After another unintended lie-in this morning (even the extensive mowing and strimming going on outside of Bertie only vaguely disturbed us), and a walk around the town of Zaltbommel, where I got particularly distracted by the traffic on the River Maas…
The Maas is busy with barges. We had just watched one barge pushing an unpowered (whatever the boating word is for the equivalent of a trailer, but that you push in front of you), both full of coal, when this one came past, with the same inverse trailer arrangement but also with two more unpowered vessels being dragged alongside – so four times the capacity of a barge, for one powered vessel.
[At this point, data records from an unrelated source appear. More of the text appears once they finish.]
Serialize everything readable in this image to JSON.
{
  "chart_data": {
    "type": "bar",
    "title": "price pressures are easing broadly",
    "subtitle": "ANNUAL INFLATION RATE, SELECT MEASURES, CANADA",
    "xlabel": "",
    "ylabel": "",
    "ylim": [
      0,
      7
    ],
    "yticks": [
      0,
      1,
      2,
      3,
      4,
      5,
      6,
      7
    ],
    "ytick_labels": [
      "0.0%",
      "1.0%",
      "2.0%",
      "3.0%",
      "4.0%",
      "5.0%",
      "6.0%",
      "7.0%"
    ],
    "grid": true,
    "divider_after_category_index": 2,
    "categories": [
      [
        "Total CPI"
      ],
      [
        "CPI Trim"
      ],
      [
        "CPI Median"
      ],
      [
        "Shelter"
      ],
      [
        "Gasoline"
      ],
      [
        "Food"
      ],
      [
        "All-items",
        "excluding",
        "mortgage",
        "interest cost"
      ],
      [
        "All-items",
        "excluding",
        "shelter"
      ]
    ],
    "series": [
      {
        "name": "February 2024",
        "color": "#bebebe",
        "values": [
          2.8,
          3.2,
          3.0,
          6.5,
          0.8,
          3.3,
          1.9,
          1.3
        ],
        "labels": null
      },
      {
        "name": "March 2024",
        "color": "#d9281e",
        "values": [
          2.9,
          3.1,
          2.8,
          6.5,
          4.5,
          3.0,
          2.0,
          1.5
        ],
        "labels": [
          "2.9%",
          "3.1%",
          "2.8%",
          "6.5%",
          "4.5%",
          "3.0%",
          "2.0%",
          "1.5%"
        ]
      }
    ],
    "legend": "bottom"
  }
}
…we had a choice before us. We could go to the town of ‘s-Hertogenbosh (whose name does, indeed, start with an apostrophe), where we would park out-of-town at a supermarket I had identified, and walk to a laundrette that the internet had told me was in the town; we would then continue on to a free Aire, probably in Belgium. Or we could go to a campsite. On finding that there was a campsite only a couple of kilometres off-route, available to us at the bargain price of €11, including electricity and showers, it was the obvious choice, even if it did end a record run of 87 nights since our last campsite.
It turned out to be such a good choice that we had barely got Bertie settled on his pitch before we decided that we would be staying a second night. The fact that it has been so hot and sunny today has made the campsite even more worthwhile – there are no restrictions on getting ‘stuff’ out here, as there would be in a car park, so we’ve been able to sit out in our deckchairs all afternoon, whilst the laundry has dried on the washing line, saving the cost of a tumble drier.
Other than doing some laundry, using showers connected to a mains water supply for the first time since we left home on 4 June, and walking to the nearest supermarket, nothing has been done today. Tomorrow we will take a look at the lake which is apparently behind the campsite, although if the weather is as warm and sunny as today, I’m thinking that will be the extent of our activity.
I’ll finish with a leap back in time to the final paragraph of last night’s post. The band of youths with their music grew and shrank as the evening went on, but the loud music was relatively short lived. Just before 10pm, they all left. This morning the area of the car park where they had been parked was strewn with litter, even though there were bins within twenty paces (insert a heavy sigh here).
(*The marina yesterday would have cost €15, we would have needed to pay for a tumble drier as we wouldn't have been able to get the rotary airer out and we quite possibly couldn't have got our deckchairs out either. Because there was no room for us there, we ended up somewhere cheaper, where we could dry the washing outside and where we could sit out.)